For the fillers, Dr. Sun invented a self-healing system that can repair microcracks. One challenge to filling longevity is the detection and restoration of microcracks and fractures in the material after placing it in patients' teeth. The microcracks that might cause failure for the fillings are very difficult to detect and almost impossible to be repaired manually. Dr. Sun has confirmed that the new filler system can heal the microcracks without any external intervention, potentially increasing service life. In addition, this self-healing system is made with clinically tested, biocompatible materials, which makes it readily applicable to medical devices. Dr. Sun is patenting this system for dental applications.

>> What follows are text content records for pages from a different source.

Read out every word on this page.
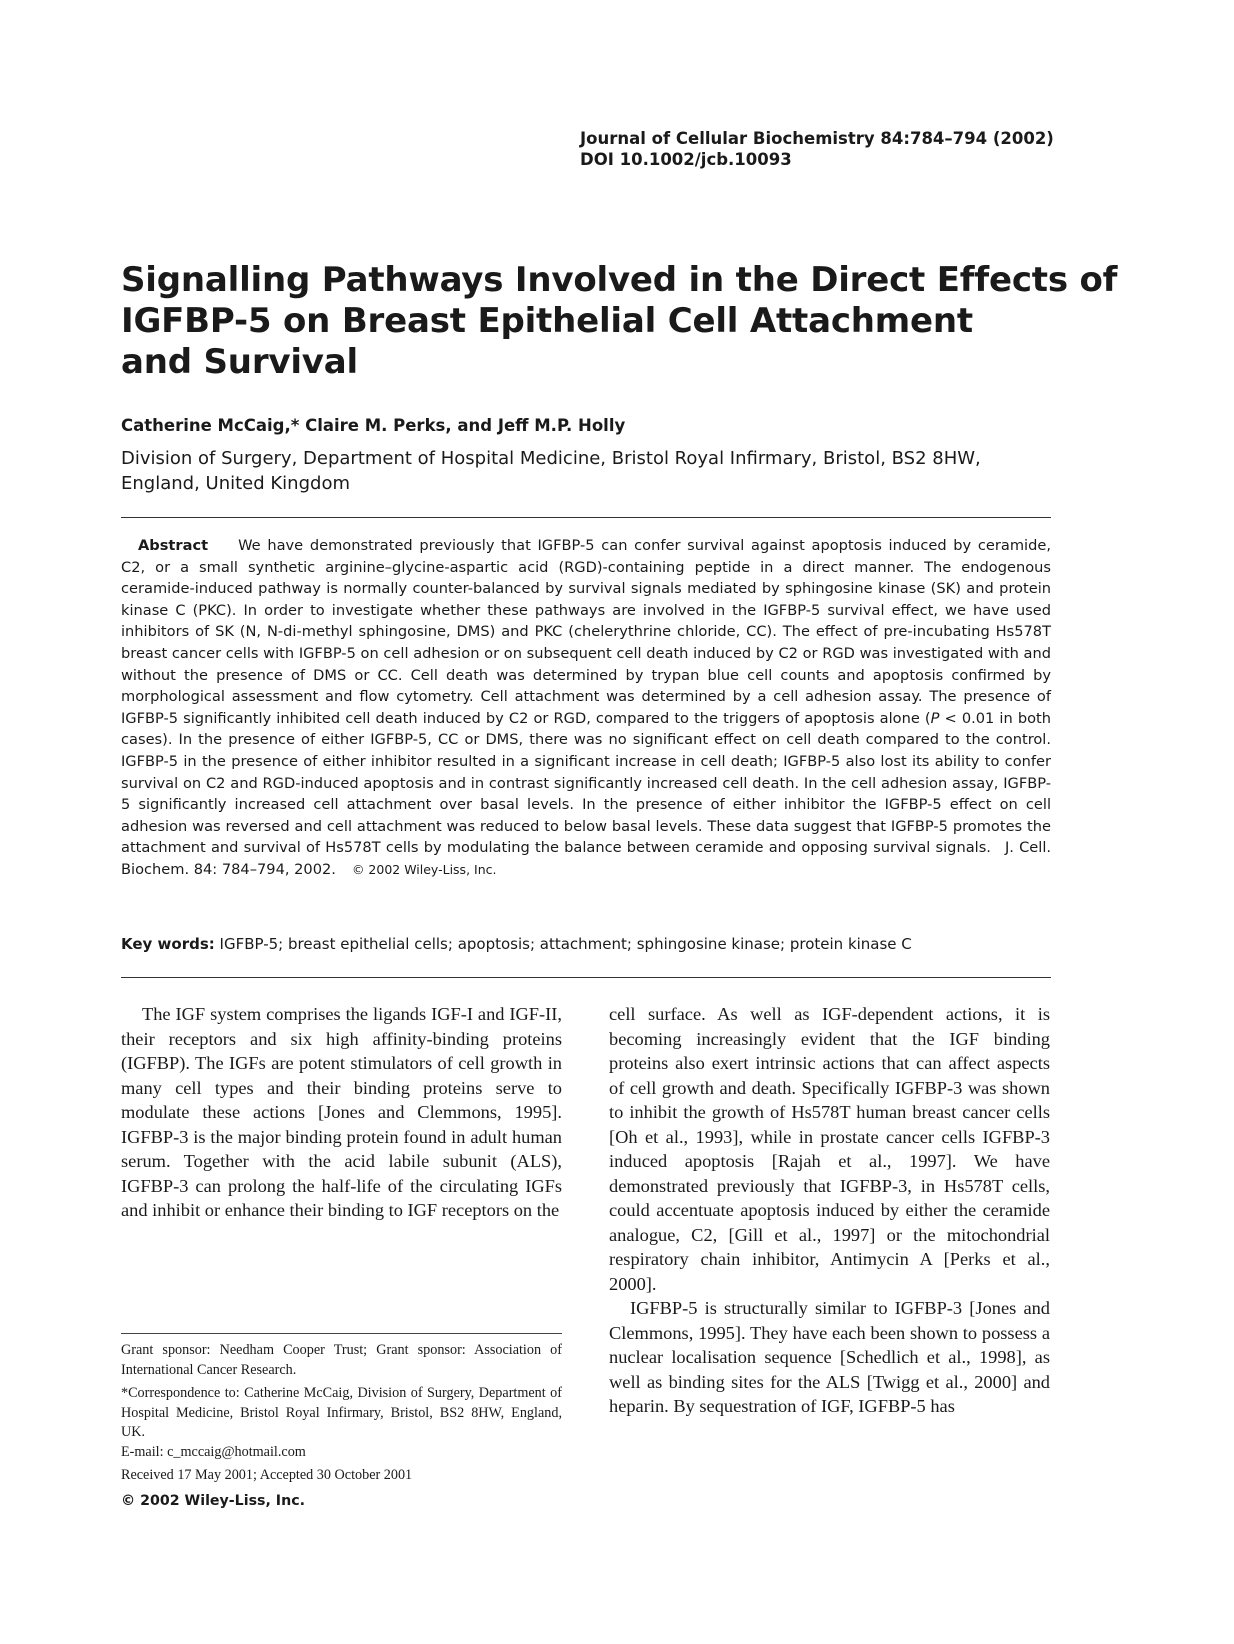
Journal of Cellular Biochemistry 84:784–794 (2002)
DOI 10.1002/jcb.10093
Signalling Pathways Involved in the Direct Effects of
IGFBP-5 on Breast Epithelial Cell Attachment
and Survival
Catherine McCaig,* Claire M. Perks, and Jeff M.P. Holly
Division of Surgery, Department of Hospital Medicine, Bristol Royal Infirmary, Bristol, BS2 8HW, England, United Kingdom
Abstract We have demonstrated previously that IGFBP-5 can confer survival against apoptosis induced by ceramide, C2, or a small synthetic arginine–glycine-aspartic acid (RGD)-containing peptide in a direct manner. The endogenous ceramide-induced pathway is normally counter-balanced by survival signals mediated by sphingosine kinase (SK) and protein kinase C (PKC). In order to investigate whether these pathways are involved in the IGFBP-5 survival effect, we have used inhibitors of SK (N, N-di-methyl sphingosine, DMS) and PKC (chelerythrine chloride, CC). The effect of pre-incubating Hs578T breast cancer cells with IGFBP-5 on cell adhesion or on subsequent cell death induced by C2 or RGD was investigated with and without the presence of DMS or CC. Cell death was determined by trypan blue cell counts and apoptosis confirmed by morphological assessment and flow cytometry. Cell attachment was determined by a cell adhesion assay. The presence of IGFBP-5 significantly inhibited cell death induced by C2 or RGD, compared to the triggers of apoptosis alone (P < 0.01 in both cases). In the presence of either IGFBP-5, CC or DMS, there was no significant effect on cell death compared to the control. IGFBP-5 in the presence of either inhibitor resulted in a significant increase in cell death; IGFBP-5 also lost its ability to confer survival on C2 and RGD-induced apoptosis and in contrast significantly increased cell death. In the cell adhesion assay, IGFBP-5 significantly increased cell attachment over basal levels. In the presence of either inhibitor the IGFBP-5 effect on cell adhesion was reversed and cell attachment was reduced to below basal levels. These data suggest that IGFBP-5 promotes the attachment and survival of Hs578T cells by modulating the balance between ceramide and opposing survival signals. J. Cell. Biochem. 84: 784–794, 2002. © 2002 Wiley-Liss, Inc.
Key words: IGFBP-5; breast epithelial cells; apoptosis; attachment; sphingosine kinase; protein kinase C

The IGF system comprises the ligands IGF-I and IGF-II, their receptors and six high affinity-binding proteins (IGFBP). The IGFs are potent stimulators of cell growth in many cell types and their binding proteins serve to modulate these actions [Jones and Clemmons, 1995]. IGFBP-3 is the major binding protein found in adult human serum. Together with the acid labile subunit (ALS), IGFBP-3 can prolong the half-life of the circulating IGFs and inhibit or enhance their binding to IGF receptors on the

cell surface. As well as IGF-dependent actions, it is becoming increasingly evident that the IGF binding proteins also exert intrinsic actions that can affect aspects of cell growth and death. Specifically IGFBP-3 was shown to inhibit the growth of Hs578T human breast cancer cells [Oh et al., 1993], while in prostate cancer cells IGFBP-3 induced apoptosis [Rajah et al., 1997]. We have demonstrated previously that IGFBP-3, in Hs578T cells, could accentuate apoptosis induced by either the ceramide analogue, C2, [Gill et al., 1997] or the mitochondrial respiratory chain inhibitor, Antimycin A [Perks et al., 2000].

IGFBP-5 is structurally similar to IGFBP-3 [Jones and Clemmons, 1995]. They have each been shown to possess a nuclear localisation sequence [Schedlich et al., 1998], as well as binding sites for the ALS [Twigg et al., 2000] and heparin. By sequestration of IGF, IGFBP-5 has

Grant sponsor: Needham Cooper Trust; Grant sponsor: Association of International Cancer Research.

*Correspondence to: Catherine McCaig, Division of Surgery, Department of Hospital Medicine, Bristol Royal Infirmary, Bristol, BS2 8HW, England, UK.
E-mail: c_mccaig@hotmail.com

Received 17 May 2001; Accepted 30 October 2001

© 2002 Wiley-Liss, Inc.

Dr. Sun and his team, including postdoctoral research associates Drs. Yin Yang, George Huyang and Sheng Song, are also making a smart defense system utilizing the coupling agents to sense the environment change and release antimicrobial drugs when needed. This system applied advanced chemistry and nanotechnology into dental resin composites to achieve strength and targeted drug delivery simultaneously.

When all is said and done, Dr. Sun and his team might produce a dental composite that he said is a "dream come true": strong, durable, nontoxic, self-healing, and able to release antimicrobial drugs when needed.

One of the highlights for Dr. Sun of working at VRC is getting to collaborate with prestigious scientists including Dr. Laurence Chow and Dr. Rafael Bowen. Dr. Bowen, who headed VRC (then known as the Paffenbarger Research Center) from 1983-1994, patented the Bis-GMA/TEGDMA dental resin composite restorative system in 1962. Drs. Bowen and Sun applied for a patent together on the new dental resins in 2014.

"Dr. Bowen is an enthusiastic and productive researcher," Dr. Sun said. "To me, he's a working legend. It's really great for me to be able to team up with him."

Dr. Sun also appreciates working closely with his contemporary researchers at the VRC and his easy access to various experts on the NIST campus. "This is a very good environment for research. We can easily make contacts with scientific experts from various disciplines," he said. "Other researchers, like the project leaders right now, are pretty young. We're all working hard and we collaborate a lot, helping each other. That's a very friendly environment to work in. There are many opportunities and we are enjoying the work that we are doing."

The VRC is on the grounds at NIST, a federal government research campus, where it has been since 1928. Previously operated by the ADA and now by the ADA Foundation, the lab conducts unique research in cutting-edge fields of biomaterial and tissue engineering technologies.